Like most mammals, dogs have mammary glands regardless of their sex. In puppies, it is impossible to determine the sex of the dog by inspection of the nipples. Once a female puppy goes into her first heat or estrus cycle, you will notice her breasts enlarge, along with the usual signs of a swollen vulva and bloody discharge. This usually happens when she is between five and 12 months of age, depending on the breed. There are also some instances when enlargement is caused by a mammary disorder.
The mammary glands run on parallel rows from the chest area and extend to the groin. The female canine can have up to five sets of mammary glands identified as cranial thoracic, caudal thoracic, cranial abdominal, caudal abdominal and inguinal glands. The number of mammary glands may vary depending on the breed, with larger breeds usually having more teats than smaller breeds. Breasts are made up of a complex of glandular tissue and its corresponding nipple. Each nipple will have a number of ducts through which milk comes out during lactation and nursing.
As in all other mammals, the mammary glands of the female canine function as the vehicle for delivery of nutrition to newborn puppies. In the first 24 hours following whelping, they serve to pass on the mother's antibodies to her newborn puppies by secreting colostrum. In the first few weeks of life, colostrum gives the puppies immunity to various diseases, and greatly increases their chances for survival during the critical early weeks.

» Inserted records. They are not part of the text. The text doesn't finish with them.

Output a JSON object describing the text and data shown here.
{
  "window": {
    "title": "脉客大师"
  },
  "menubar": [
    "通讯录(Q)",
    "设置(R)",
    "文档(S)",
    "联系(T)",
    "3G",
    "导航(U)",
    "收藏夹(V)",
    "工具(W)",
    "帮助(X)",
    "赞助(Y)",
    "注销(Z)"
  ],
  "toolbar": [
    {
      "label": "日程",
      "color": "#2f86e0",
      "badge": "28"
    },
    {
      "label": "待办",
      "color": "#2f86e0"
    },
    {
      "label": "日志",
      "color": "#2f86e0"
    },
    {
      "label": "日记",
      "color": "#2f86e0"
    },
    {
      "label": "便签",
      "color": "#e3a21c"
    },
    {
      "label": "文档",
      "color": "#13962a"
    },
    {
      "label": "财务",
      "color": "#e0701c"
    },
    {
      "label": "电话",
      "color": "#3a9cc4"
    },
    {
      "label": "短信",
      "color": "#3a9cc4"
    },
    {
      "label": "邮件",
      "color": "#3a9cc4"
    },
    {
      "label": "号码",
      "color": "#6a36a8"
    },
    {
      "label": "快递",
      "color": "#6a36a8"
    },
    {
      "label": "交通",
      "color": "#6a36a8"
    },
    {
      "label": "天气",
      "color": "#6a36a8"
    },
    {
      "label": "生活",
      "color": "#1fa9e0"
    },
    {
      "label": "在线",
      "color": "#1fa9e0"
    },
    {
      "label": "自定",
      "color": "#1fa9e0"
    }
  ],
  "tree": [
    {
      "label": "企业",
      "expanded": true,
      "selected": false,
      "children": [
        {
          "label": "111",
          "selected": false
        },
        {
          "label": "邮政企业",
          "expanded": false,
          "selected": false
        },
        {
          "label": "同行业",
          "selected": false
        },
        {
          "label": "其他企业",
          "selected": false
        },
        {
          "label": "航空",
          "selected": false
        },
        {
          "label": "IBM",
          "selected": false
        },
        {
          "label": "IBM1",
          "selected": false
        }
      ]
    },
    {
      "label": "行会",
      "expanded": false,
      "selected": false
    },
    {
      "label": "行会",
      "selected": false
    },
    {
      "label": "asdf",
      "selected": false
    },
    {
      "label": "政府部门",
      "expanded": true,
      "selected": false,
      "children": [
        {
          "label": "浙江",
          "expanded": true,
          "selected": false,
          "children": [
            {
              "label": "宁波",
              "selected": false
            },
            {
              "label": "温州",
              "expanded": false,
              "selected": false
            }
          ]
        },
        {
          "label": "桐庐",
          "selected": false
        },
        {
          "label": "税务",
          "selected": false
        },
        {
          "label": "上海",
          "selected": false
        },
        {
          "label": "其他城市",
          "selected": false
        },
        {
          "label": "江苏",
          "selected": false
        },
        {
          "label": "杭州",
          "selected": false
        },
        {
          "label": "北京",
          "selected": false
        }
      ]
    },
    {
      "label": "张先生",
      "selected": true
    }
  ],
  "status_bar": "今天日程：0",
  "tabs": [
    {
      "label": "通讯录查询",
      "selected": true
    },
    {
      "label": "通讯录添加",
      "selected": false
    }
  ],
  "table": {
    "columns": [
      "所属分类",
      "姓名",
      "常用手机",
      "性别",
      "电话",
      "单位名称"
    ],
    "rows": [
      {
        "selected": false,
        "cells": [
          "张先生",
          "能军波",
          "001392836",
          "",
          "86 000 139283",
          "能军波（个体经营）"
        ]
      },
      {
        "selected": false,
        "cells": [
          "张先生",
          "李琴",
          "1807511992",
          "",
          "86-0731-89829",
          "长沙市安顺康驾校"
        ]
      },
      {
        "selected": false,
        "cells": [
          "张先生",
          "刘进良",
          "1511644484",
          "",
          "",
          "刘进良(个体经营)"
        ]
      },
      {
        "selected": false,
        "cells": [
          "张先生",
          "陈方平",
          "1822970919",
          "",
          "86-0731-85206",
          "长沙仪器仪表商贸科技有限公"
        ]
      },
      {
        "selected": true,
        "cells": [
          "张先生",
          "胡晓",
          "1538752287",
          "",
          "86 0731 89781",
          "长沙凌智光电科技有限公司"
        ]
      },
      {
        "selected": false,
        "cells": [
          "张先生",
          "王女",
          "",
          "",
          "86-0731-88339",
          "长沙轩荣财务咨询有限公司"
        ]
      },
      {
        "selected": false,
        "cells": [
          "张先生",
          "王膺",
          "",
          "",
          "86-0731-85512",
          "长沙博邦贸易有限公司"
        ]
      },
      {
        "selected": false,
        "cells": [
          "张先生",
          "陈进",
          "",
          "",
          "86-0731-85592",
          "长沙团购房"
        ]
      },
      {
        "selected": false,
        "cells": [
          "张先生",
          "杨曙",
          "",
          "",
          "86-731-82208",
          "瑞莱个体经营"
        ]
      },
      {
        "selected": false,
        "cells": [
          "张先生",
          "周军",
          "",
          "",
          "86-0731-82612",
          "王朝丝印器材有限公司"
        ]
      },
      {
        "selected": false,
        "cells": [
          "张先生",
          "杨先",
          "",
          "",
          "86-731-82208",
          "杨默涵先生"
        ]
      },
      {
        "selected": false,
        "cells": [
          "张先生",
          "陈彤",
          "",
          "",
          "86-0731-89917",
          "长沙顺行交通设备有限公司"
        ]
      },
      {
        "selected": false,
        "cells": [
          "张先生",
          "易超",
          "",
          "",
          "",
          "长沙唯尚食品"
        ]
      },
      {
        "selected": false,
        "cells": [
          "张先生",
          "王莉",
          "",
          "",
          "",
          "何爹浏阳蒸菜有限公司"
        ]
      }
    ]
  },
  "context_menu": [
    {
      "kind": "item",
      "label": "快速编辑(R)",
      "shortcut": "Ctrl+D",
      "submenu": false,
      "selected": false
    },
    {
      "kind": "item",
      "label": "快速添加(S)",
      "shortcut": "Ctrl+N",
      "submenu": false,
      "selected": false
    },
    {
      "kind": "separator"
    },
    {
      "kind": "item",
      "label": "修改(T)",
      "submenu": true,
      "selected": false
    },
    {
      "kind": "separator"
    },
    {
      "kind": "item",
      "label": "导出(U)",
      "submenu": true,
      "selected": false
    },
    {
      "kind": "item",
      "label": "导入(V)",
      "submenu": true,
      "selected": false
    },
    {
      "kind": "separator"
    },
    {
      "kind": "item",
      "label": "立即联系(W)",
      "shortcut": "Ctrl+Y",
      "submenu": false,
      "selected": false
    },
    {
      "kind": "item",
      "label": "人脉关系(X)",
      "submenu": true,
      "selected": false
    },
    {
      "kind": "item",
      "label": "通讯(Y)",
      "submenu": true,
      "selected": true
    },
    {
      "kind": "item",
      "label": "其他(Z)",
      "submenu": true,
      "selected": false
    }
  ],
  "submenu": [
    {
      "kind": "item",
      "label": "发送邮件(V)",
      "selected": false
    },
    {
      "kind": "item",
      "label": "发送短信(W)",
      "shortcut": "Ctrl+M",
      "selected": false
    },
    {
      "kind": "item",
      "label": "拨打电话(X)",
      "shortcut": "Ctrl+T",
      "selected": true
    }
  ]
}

Causes of Normal Enlargement of the Nipples and Mammary Glands
Enlargement of the nipples and mammary glands happens as a response to the hormone estrogen. Levels of this hormone normally increase when a female dog goes into heat, reaching their peak a few days before ovulation and gradually decreasing as ovulation nears. It is not unusual for a dog's breasts to enlarge during, or right after, a heat cycle.

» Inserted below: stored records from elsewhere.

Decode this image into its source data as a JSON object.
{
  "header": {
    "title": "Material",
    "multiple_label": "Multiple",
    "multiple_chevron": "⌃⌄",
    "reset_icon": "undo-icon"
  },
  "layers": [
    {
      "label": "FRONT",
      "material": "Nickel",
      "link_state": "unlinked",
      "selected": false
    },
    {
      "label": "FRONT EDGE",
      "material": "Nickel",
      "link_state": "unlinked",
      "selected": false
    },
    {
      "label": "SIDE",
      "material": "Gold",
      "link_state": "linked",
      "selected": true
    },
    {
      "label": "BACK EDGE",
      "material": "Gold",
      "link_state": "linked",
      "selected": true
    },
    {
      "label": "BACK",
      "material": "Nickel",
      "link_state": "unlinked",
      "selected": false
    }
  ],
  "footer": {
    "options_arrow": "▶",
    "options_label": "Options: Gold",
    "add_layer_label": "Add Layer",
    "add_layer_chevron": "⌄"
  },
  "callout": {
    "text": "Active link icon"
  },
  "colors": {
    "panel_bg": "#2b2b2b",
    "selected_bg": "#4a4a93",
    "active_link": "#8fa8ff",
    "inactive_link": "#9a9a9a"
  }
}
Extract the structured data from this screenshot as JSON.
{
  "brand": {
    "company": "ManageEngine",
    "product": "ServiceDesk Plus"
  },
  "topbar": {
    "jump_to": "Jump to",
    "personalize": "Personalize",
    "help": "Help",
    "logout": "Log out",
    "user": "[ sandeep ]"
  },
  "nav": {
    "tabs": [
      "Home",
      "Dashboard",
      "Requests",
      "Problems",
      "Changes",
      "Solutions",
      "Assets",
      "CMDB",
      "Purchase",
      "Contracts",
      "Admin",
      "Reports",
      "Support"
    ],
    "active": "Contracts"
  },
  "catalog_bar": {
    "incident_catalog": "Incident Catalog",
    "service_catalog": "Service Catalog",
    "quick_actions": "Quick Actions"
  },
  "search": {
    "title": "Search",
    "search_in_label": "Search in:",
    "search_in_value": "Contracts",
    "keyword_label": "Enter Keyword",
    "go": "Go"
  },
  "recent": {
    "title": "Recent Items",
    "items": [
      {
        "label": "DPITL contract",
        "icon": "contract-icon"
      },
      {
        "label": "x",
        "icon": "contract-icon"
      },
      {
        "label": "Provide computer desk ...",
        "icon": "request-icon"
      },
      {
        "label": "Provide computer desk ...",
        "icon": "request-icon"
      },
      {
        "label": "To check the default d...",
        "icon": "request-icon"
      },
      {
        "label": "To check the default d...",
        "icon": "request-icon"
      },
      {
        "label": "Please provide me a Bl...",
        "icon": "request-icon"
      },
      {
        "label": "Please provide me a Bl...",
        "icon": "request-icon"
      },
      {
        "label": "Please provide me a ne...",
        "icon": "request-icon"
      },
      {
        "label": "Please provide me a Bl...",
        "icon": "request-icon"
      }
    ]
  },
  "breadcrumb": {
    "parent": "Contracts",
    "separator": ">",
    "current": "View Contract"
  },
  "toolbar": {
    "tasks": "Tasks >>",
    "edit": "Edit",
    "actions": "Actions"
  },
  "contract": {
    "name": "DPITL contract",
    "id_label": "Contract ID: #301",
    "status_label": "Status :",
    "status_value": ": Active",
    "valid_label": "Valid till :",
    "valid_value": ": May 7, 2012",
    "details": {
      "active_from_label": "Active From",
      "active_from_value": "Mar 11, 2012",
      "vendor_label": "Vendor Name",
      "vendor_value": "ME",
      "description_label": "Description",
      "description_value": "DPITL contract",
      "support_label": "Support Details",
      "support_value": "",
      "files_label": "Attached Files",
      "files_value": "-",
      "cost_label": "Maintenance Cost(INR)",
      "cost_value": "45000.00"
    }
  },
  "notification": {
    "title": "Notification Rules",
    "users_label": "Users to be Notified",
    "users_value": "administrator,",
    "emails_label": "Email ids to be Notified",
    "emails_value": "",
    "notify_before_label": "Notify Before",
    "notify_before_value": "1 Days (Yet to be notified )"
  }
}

Breast enlargement is also one of the signs of pregnancy. By the fifth week of pregnancy, owners will notice their dog's nipples begin to darken and increase in size. Milk may be present at nine weeks, just a few days before whelping.
After giving birth, milk production increases to keep up with the demand from the litter. In between feedings, the owner will notice the dog's breasts become engorged as they fill up with milk.
Common Mammary Disorders
Some disorders may also cause enlargement of a dog's mammary glands. Pseudopregnancy, or false pregnancy, is a condition where the dog's body behaves as if it were pregnant, even if the dog was not bred. A possible effect of this condition is breast enlargement, and occasionally, milk production.

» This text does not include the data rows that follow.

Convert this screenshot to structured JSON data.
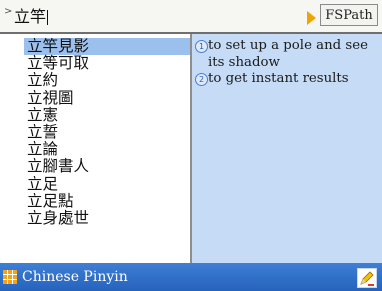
{
  "search": {
    "query": "立竿",
    "fs_button": "FSPath"
  },
  "results": {
    "items": [
      "立竿見影",
      "立等可取",
      "立約",
      "立視圖",
      "立憲",
      "立誓",
      "立論",
      "立腳書人",
      "立足",
      "立足點",
      "立身處世"
    ],
    "selected_index": 0
  },
  "definition": {
    "senses": [
      {
        "num": "1",
        "text": "to set up a pole and see its shadow"
      },
      {
        "num": "2",
        "text": "to get instant results"
      }
    ]
  },
  "status": {
    "input_method": "Chinese Pinyin"
  },
  "colors": {
    "accent": "#f0a400",
    "selection": "#9cc0ee",
    "definition_bg": "#c5dbf6",
    "status_bar": "#2c6cc6"
  },
  "icons": {
    "forward": "play-arrow-icon",
    "input_method": "grid-icon",
    "edit": "pencil-icon"
  }
}
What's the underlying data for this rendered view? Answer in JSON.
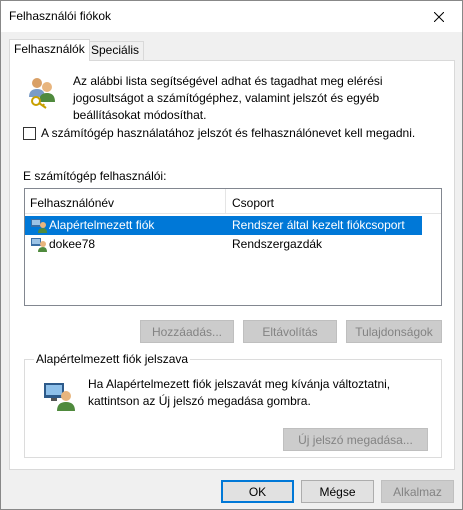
{
  "window": {
    "title": "Felhasználói fiókok"
  },
  "tabs": [
    {
      "label": "Felhasználók",
      "active": true
    },
    {
      "label": "Speciális",
      "active": false
    }
  ],
  "intro": {
    "text": "Az alábbi lista segítségével adhat és tagadhat meg elérési jogosultságot a számítógéphez, valamint jelszót és egyéb beállításokat módosíthat."
  },
  "require_login": {
    "label": "A számítógép használatához jelszót és felhasználónevet kell megadni.",
    "checked": false
  },
  "users": {
    "section_label": "E számítógép felhasználói:",
    "columns": [
      "Felhasználónév",
      "Csoport"
    ],
    "rows": [
      {
        "name": "Alapértelmezett fiók",
        "group": "Rendszer által kezelt fiókcsoport",
        "selected": true
      },
      {
        "name": "dokee78",
        "group": "Rendszergazdák",
        "selected": false
      }
    ]
  },
  "user_buttons": {
    "add": "Hozzáadás...",
    "remove": "Eltávolítás",
    "properties": "Tulajdonságok"
  },
  "password_group": {
    "title": "Alapértelmezett fiók jelszava",
    "text": "Ha Alapértelmezett fiók jelszavát meg kívánja változtatni, kattintson az Új jelszó megadása gombra.",
    "button": "Új jelszó megadása..."
  },
  "dialog_buttons": {
    "ok": "OK",
    "cancel": "Mégse",
    "apply": "Alkalmaz"
  },
  "colors": {
    "selection": "#0078d7",
    "dialog_bg": "#f0f0f0"
  }
}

Another cause of enlarged breasts is mastitis, which refers to inflammation and infection of the mammary glands.
Mammary gland tumors, which can be benign or malignant, also cause breast enlargement in affected dogs.
Pseudopregnancy is a common occurrence in canines and usually does not require any treatment.
Mastitis may be treated simply with a warm compress and antibiotics.
On the other hand, mammary gland tumors require surgery to remove the affected glands and to perform a biopsy. Spaying is also recommended in order to prevent future occurrences. Chemotherapy may also be suggested, especially in aggressive tumors.